Introduction

Disputes between directors and shareholders disrupt the running of otherwise successful businesses. New businesses and start-ups naturally involve the directors and shareholders shared enthusiasm for the project and willingness to take a risk. It is later, when disagreements occur about the direction that a company should follow, that problems arise.

A powerful remedy for shareholders is a section 994 petition. This allows a minority shareholder to petition the court if the affairs of the company are being run in a way which is ‘unfairly prejudicial’ to their interests. The court has a wide range of remedies, but the normal order is for a sale or purchase of shares at a fixed price.

Five recent cases have provided important lessons and guidance for shareholders and directors about what to do when a company is being run against your interests. In this series, Alex Pritchard-Jones and Harrison Burroughs explain the key points of each case.

Minority Discount / don’t build your own house with company money: Mantir Singh Sahota vs Albinder Singh Sahota and others [2024] EWHC 2165 (Case)

This recent case demonstrates the importance of understanding the difference between personal and business relationships between shareholders and directors, as well as the issue of minority discount and fairness being dependant on the intricacies of each case.

Mantir Singh Sahota (‘Mantir’) was part-owner and director a business as a quasi-partnership alongside his four brothers, Albinder Singh Sahota (‘Jitha’), Jurloden Singh Sahota (‘George’), Jagdishan Singh Sahota (‘Harvey’) and Jan Singh Sahota (‘Jan’). Amongst the numerous complaints mentioned in his s.994 petition were the withholding of financial information, the exclusion of Mantir from the running of the company and the misappropriation of company assets by Jitha in using them to build his own house.

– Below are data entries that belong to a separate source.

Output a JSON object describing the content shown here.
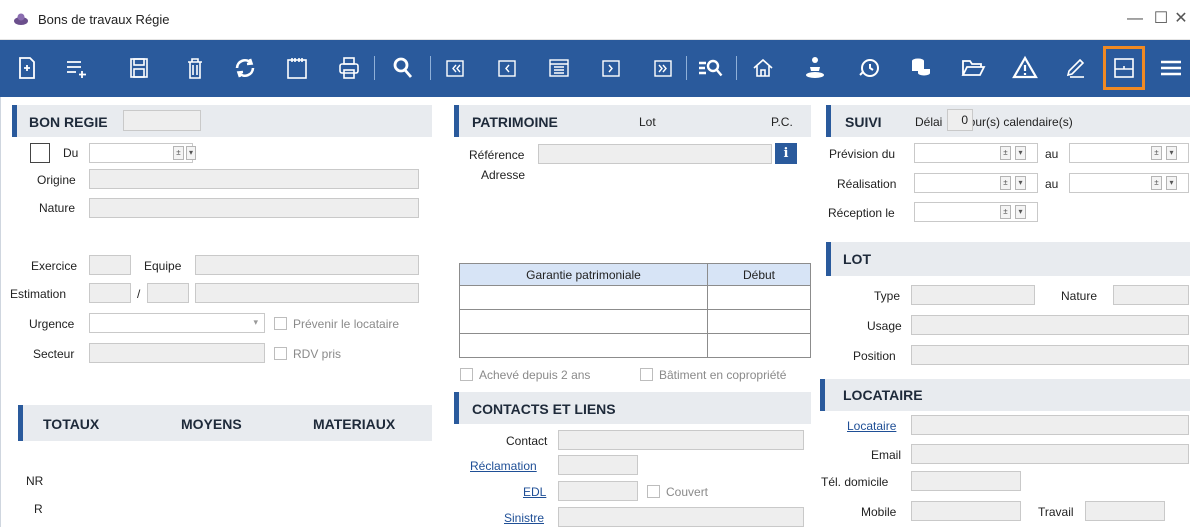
{
  "window": {
    "title": "Bons de travaux Régie",
    "minimize": "—",
    "maximize": "☐",
    "close": "✕"
  },
  "toolbar": {
    "icons": [
      "new-doc-icon",
      "add-list-icon",
      "save-icon",
      "delete-icon",
      "refresh-icon",
      "calendar-icon",
      "print-icon",
      "search-icon",
      "first-record-icon",
      "previous-record-icon",
      "list-view-icon",
      "next-record-icon",
      "last-record-icon",
      "filter-search-icon",
      "home-icon",
      "user-icon",
      "history-icon",
      "database-icon",
      "folder-open-icon",
      "warning-icon",
      "attach-icon",
      "layout-icon",
      "menu-icon"
    ],
    "highlight_color": "#f08a24",
    "background": "#2a5a9c"
  },
  "bon_regie": {
    "header": "BON REGIE",
    "du_label": "Du",
    "origine_label": "Origine",
    "nature_label": "Nature",
    "exercice_label": "Exercice",
    "equipe_label": "Equipe",
    "estimation_label": "Estimation",
    "estimation_sep": "/",
    "urgence_label": "Urgence",
    "prevenir_label": "Prévenir le locataire",
    "secteur_label": "Secteur",
    "rdv_label": "RDV pris"
  },
  "totaux": {
    "header": "TOTAUX",
    "moyens": "MOYENS",
    "materiaux": "MATERIAUX",
    "nr_label": "NR",
    "r_label": "R"
  },
  "patrimoine": {
    "header": "PATRIMOINE",
    "lot": "Lot",
    "pc": "P.C.",
    "reference_label": "Référence",
    "adresse_label": "Adresse",
    "info_button": "i",
    "table_headers": [
      "Garantie patrimoniale",
      "Début"
    ],
    "acheve_label": "Achevé depuis 2 ans",
    "batiment_label": "Bâtiment en copropriété"
  },
  "contacts": {
    "header": "CONTACTS ET LIENS",
    "contact_label": "Contact",
    "reclamation_label": "Réclamation",
    "edl_label": "EDL",
    "couvert_label": "Couvert",
    "sinistre_label": "Sinistre"
  },
  "suivi": {
    "header": "SUIVI",
    "delai_label": "Délai",
    "delai_value": "0",
    "delai_unit": "jour(s) calendaire(s)",
    "prevision_label": "Prévision du",
    "realisation_label": "Réalisation",
    "reception_label": "Réception le",
    "au_label": "au"
  },
  "lot": {
    "header": "LOT",
    "type_label": "Type",
    "nature_label": "Nature",
    "usage_label": "Usage",
    "position_label": "Position"
  },
  "locataire": {
    "header": "LOCATAIRE",
    "locataire_label": "Locataire",
    "email_label": "Email",
    "tel_label": "Tél. domicile",
    "mobile_label": "Mobile",
    "travail_label": "Travail"
  }
}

The High Court ordered that that Jitha should purchase Mantir’s shares from him as he was considered responsible for both treating Mantir unfairly and in a prejudiced manner in terms of his position as company director, despite proof of much of the brothers’ reply that Mantir repeatedly exhibited bullying and violent behaviour. However, Jitha, and not Mantir, was ultimately judged to have destroyed the mutual trust and confidence in the quasi-relationship through his behaviour.

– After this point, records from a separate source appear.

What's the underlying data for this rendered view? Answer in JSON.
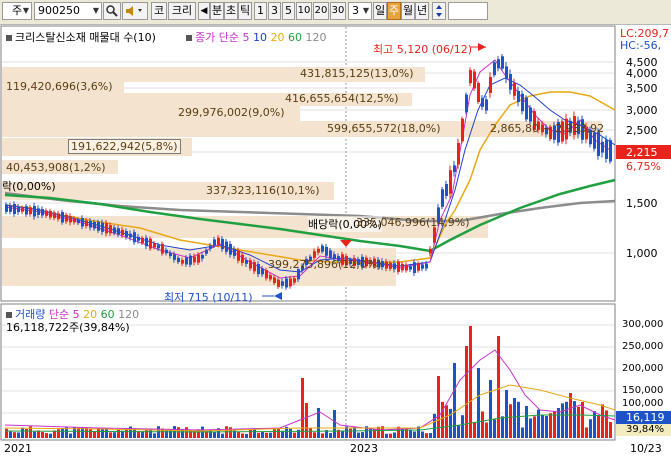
{
  "toolbar": {
    "market": "주",
    "code": "900250",
    "btn_code": "코",
    "btn_kri": "크리",
    "btn_bun": "분",
    "btn_cho": "초",
    "btn_tick": "틱",
    "periods": [
      "1",
      "3",
      "5",
      "10",
      "20",
      "30"
    ],
    "count": "3",
    "btn_day": "일",
    "btn_week": "주",
    "btn_month": "월",
    "btn_year": "년"
  },
  "price_panel": {
    "title": "크리스탈신소재 매물대 수(10)",
    "ma_label": "종가 단순",
    "ma_periods": [
      "5",
      "10",
      "20",
      "60",
      "120"
    ],
    "lc": "LC:209,7",
    "hc": "HC:-56,",
    "high_label": "최고 5,120 (06/12)",
    "low_label": "최저 715 (10/11)",
    "event_label": "배당락(0,00%)",
    "event_label2": "락(0,00%)",
    "range_label": "2,865,80 ~ 2,933,92",
    "current_price": "2,215",
    "current_change": "6,75%",
    "price_axis": [
      "4,500",
      "4,000",
      "3,500",
      "3,000",
      "2,500",
      "2,000",
      "1,500",
      "1,000"
    ],
    "volume_profile": [
      {
        "label": "431,815,125(13,0%)"
      },
      {
        "label": "119,420,696(3,6%)"
      },
      {
        "label": "416,655,654(12,5%)"
      },
      {
        "label": "299,976,002(9,0%)"
      },
      {
        "label": "599,655,572(18,0%)"
      },
      {
        "label": "191,622,942(5,8%)"
      },
      {
        "label": "40,453,908(1,2%)"
      },
      {
        "label": "337,323,116(10,1%)"
      },
      {
        "label": "335,046,996(14,9%)"
      },
      {
        "label": "399,275,896(12,0%)"
      }
    ]
  },
  "volume_panel": {
    "title": "거래량",
    "ma_label": "단순",
    "ma_periods": [
      "5",
      "20",
      "60",
      "120"
    ],
    "value": "16,118,722주(39,84%)",
    "axis": [
      "300,000",
      "250,000",
      "200,000",
      "150,000",
      "100,000",
      "50,000"
    ],
    "current_volume": "16,119",
    "current_pct": "39,84%"
  },
  "x_axis": {
    "labels": [
      "2021",
      "2023",
      "10/23"
    ]
  },
  "colors": {
    "up": "#e8231c",
    "down": "#1e52c8",
    "ma5": "#c832c8",
    "ma10": "#2040d0",
    "ma20": "#e8a816",
    "ma60": "#20a040",
    "ma120": "#8c8c8c",
    "profile": "#f4e4cf"
  }
}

A minority discount was not applied, partly because Jitha was considered responsible for the breakdown in trust and confidence between Mantir and the brothers. It would not have been fair to punish Mantir economically when his brother was considered guilty of causing the breakdown in the relationship. After Jitha’s forced purchase of Mantir’s shares, he would not be majority shareholder, bringing into question whether the shares were as valuable to him as their market value. However, the remaining brothers, between whom it was adjudged a functioning relationship of trust and confidence still existed, would control the company free of any involvement from Mantir. Therefore, a minority discount was considered inappropriate by both the judge and the responding brothers’ own accountant as Jitha, and by extension the other brothers, would fully benefit from the control of those shares.

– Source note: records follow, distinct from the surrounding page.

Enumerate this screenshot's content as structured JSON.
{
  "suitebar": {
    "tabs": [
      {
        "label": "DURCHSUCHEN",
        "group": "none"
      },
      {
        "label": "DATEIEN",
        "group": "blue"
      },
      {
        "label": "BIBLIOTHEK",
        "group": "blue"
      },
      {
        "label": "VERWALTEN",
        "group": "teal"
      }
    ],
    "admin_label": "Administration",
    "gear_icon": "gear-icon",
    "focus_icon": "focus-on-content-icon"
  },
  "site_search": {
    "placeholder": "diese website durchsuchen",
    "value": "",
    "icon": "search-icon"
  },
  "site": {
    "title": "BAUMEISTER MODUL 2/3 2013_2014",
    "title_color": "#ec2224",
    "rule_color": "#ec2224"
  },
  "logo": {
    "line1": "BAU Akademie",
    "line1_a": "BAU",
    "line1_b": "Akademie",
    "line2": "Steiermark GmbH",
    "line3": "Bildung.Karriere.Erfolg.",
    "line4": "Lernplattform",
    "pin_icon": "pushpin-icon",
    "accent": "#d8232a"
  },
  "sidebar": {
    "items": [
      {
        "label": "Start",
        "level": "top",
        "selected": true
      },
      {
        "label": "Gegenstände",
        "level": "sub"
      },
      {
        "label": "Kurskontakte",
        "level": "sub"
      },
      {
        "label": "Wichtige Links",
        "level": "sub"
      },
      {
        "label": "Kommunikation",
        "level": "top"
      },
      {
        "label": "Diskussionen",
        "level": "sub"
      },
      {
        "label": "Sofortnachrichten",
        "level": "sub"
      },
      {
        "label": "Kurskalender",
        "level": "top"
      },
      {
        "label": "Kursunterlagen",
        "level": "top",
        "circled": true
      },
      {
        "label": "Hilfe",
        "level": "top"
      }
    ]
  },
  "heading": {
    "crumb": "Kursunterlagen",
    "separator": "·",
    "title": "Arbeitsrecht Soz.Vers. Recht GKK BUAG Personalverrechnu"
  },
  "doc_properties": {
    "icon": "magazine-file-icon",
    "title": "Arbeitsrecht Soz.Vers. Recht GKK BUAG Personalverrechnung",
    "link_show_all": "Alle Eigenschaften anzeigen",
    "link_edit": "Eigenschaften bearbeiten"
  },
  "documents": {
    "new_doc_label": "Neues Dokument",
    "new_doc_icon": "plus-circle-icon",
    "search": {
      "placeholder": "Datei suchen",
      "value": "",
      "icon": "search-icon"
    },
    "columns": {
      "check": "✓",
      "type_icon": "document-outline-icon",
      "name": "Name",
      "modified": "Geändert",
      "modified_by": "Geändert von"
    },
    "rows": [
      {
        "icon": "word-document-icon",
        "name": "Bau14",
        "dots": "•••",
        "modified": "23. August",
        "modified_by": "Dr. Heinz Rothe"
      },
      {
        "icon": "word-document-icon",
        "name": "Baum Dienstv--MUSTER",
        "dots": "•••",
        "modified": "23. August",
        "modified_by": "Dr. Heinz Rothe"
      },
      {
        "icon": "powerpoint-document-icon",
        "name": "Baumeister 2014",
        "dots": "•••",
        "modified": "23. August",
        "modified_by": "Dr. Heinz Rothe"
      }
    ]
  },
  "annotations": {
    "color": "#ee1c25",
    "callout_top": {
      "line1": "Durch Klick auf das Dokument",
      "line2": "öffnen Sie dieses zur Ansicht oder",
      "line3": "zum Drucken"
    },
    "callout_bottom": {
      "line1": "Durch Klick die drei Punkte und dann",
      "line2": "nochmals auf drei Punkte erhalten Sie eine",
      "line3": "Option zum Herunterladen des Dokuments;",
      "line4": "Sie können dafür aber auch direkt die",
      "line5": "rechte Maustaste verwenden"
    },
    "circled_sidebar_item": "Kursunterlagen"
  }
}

The following points should be drawn from this judgement:

  1. The issue of the minority discount demonstrates the subtleties when dealing with the intricacies of relationships between all the directors and shareholders. Despite Jitha appearing to have potentially been treated unfairly by the court, in that his purchase at full value of Mantir’s shares did not grant him a real increase in power within the company, the working relationships between him and the other three brothers meant that it in fact allowed the four remaining brothers complete control and the removal of a problematic shareholder (Mantir), offsetting the issue of Jitha’s minority shareholding and allowing the court to rule against a minority discount without the risk of being unfair to Jitha.
  2. Despite much of the petitioner’s evidence being considered dishonest and unreliable, the synthesization of evidence from other parties demonstrates that his treatment should be considered unfair and prejudiced notwithstanding the issues with his own witness account.
  3. Despite Mantir’s problematic behaviour and strained personal relationships with his brother’s being evidenced more than twenty years prior to the petition, careful examination shows that the fundamental relationship of trust and confidence was functioning up until far more recently and was begun by Jitha’s behaviour, namely the construction of his house with company materials and the subsequent attempts to cover this up. This demonstrates that although personal relationships are important in matters such as an s.994 petition, a parallel between them and professional relationships should not be assumed.